Padahal, katanya, KSPI Jateng sudah memiliki kajian dan konsep mengenai penetapan UMP dan UMK Tahun 2024. Bahkan konsep itu sudah disampaikan kepada Pj Gubernur Jateng Nana Sudjana pada 11 Oktober 2023.

Dia menjelaskan, konsep penetapan UMP dan UMK 2024 disusun berdasarkan kajian dan survei. Menimbang pertumbuhan ekonomi, tren inflasi, dan kebutuhan layak hidup (KLH). Pihaknya juga survei ke 5 pasar tradisional di Kota Semarang.

Adapun UMP Provinsi Jateng pada tahun 2023 ini ditetapkan sebesar Rp1.958.169. UMP Jateng tercatat menjadi yang paling rendah nasional pada 2023. Oleh karena itu, para buruh menuntut UMP tahun 2024 naik sebesar 15 persen.

“Itu muncul minimal 15 persen kenaikan, itu yang kami meminta Pj Gubernur untuk menetapkan UMP tanggal 20 November dan UMK 30 November. Harapan kami minimal 15 persen kenaikannya di Jateng,” kata Aulia.

Dalam aksi tersebut, sejumlah pejabat Disnakertrans Jateng tampak menemui dan berbincang dengan serikat buruh.

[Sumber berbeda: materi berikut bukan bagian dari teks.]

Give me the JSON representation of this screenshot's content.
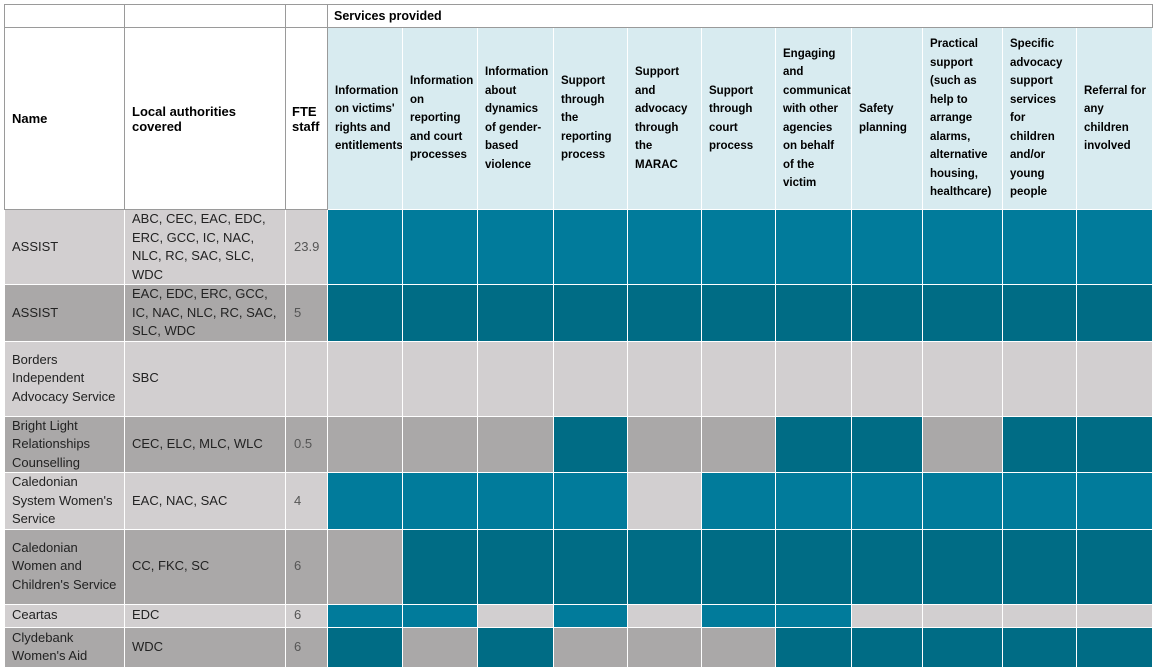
{
  "header": {
    "services_title": "Services provided",
    "name": "Name",
    "local_authorities": "Local authorities covered",
    "fte": "FTE staff"
  },
  "services": [
    "Information on victims' rights and entitlements",
    "Information on reporting and court processes",
    "Information about dynamics of gender-based violence",
    "Support through the reporting process",
    "Support and advocacy through the MARAC",
    "Support through court process",
    "Engaging and communicating with other agencies on behalf of the victim",
    "Safety planning",
    "Practical support (such as help to arrange alarms, alternative housing, healthcare)",
    "Specific advocacy support services for children and/or young people",
    "Referral for any children involved"
  ],
  "colors": {
    "provided_light_row": "#017b9b",
    "provided_dark_row": "#006c85",
    "not_provided_light_row": "#d2cfd0",
    "not_provided_dark_row": "#aaa8a8"
  },
  "rows": [
    {
      "name": "ASSIST",
      "la": "ABC, CEC, EAC, EDC, ERC, GCC, IC, NAC, NLC, RC, SAC, SLC, WDC",
      "fte": "23.9",
      "shade": "light",
      "services": [
        1,
        1,
        1,
        1,
        1,
        1,
        1,
        1,
        1,
        1,
        1
      ]
    },
    {
      "name": "ASSIST",
      "la": "EAC, EDC, ERC, GCC, IC, NAC, NLC, RC, SAC, SLC, WDC",
      "fte": "5",
      "shade": "dark",
      "services": [
        1,
        1,
        1,
        1,
        1,
        1,
        1,
        1,
        1,
        1,
        1
      ]
    },
    {
      "name": "Borders Independent Advocacy Service",
      "la": "SBC",
      "fte": "",
      "shade": "light",
      "services": [
        0,
        0,
        0,
        0,
        0,
        0,
        0,
        0,
        0,
        0,
        0
      ]
    },
    {
      "name": "Bright Light Relationships Counselling",
      "la": "CEC, ELC, MLC, WLC",
      "fte": "0.5",
      "shade": "dark",
      "services": [
        0,
        0,
        0,
        1,
        0,
        0,
        1,
        1,
        0,
        1,
        1
      ]
    },
    {
      "name": "Caledonian System Women's Service",
      "la": "EAC, NAC, SAC",
      "fte": "4",
      "shade": "light",
      "services": [
        1,
        1,
        1,
        1,
        0,
        1,
        1,
        1,
        1,
        1,
        1
      ]
    },
    {
      "name": "Caledonian Women and Children's Service",
      "la": "CC, FKC, SC",
      "fte": "6",
      "shade": "dark",
      "services": [
        0,
        1,
        1,
        1,
        1,
        1,
        1,
        1,
        1,
        1,
        1
      ]
    },
    {
      "name": "Ceartas",
      "la": "EDC",
      "fte": "6",
      "shade": "light",
      "services": [
        1,
        1,
        0,
        1,
        0,
        1,
        1,
        0,
        0,
        0,
        0
      ]
    },
    {
      "name": "Clydebank Women's Aid",
      "la": "WDC",
      "fte": "6",
      "shade": "dark",
      "services": [
        1,
        0,
        1,
        0,
        0,
        0,
        1,
        1,
        1,
        1,
        1
      ]
    }
  ]
}
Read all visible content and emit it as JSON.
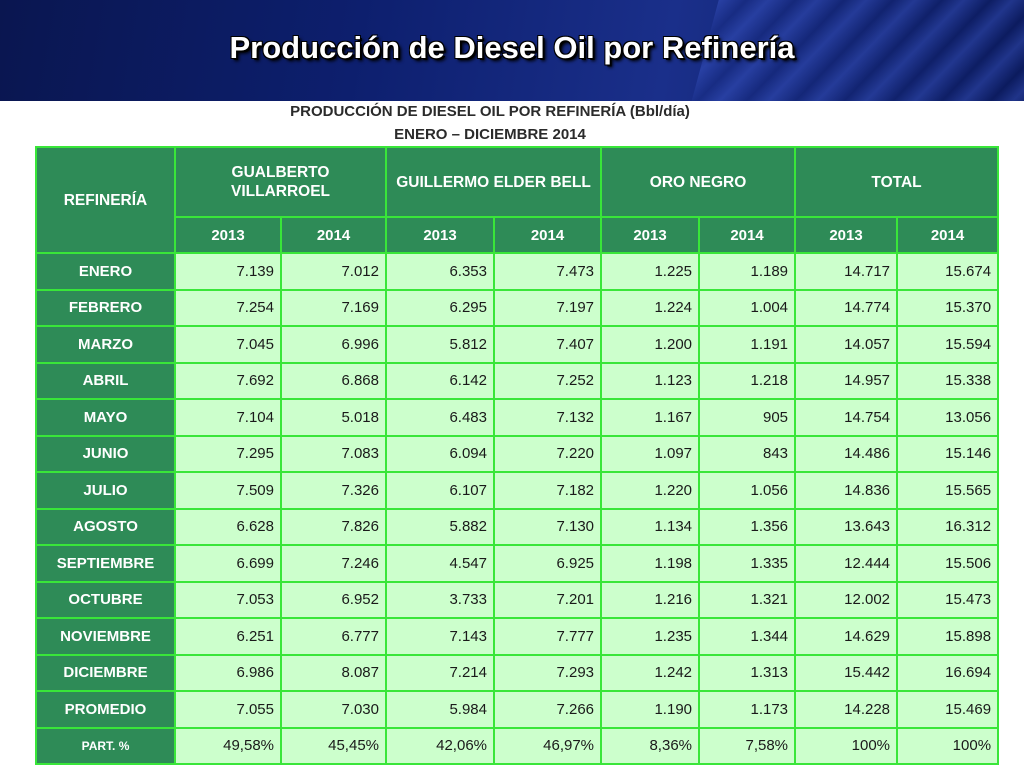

Namun Kepala Bidang Disnakertrans Mumpuniati saat dimintai tanggapan, enggan berkomentar.

“Ke Pak Kadis (Kepala Dinas) saja Mas. Jangan ke saya. Ini saya cuma nemui temen-temen (buruh) saja,” katanya kepada Indoraya.news saat dimintai komentar.

Sementara saat dihubungi secara terpisah, Kepala Disnakertrans Provinsi Jateng, Ahmad Aziz, membenarkan bahwa pihaknya menggelar Rapat Koordinasi Pengupahan di Surakarta pada hari ini, Senin (6/11/2023).

“Rakor pengupahan. Untuk penetapan upah minimum masih menunggu terbitnya peraturan pemerintah,” beber Aziz saat dihubungi melalui pesan WhatsApp.

Namun saat disinggung mengenai Disnakertrans Jateng yang tidak berniat mengundang KSPI Jateng atau mengirim undangan secara mendadak, Aziz tidak memberikan jawaban dan komentar.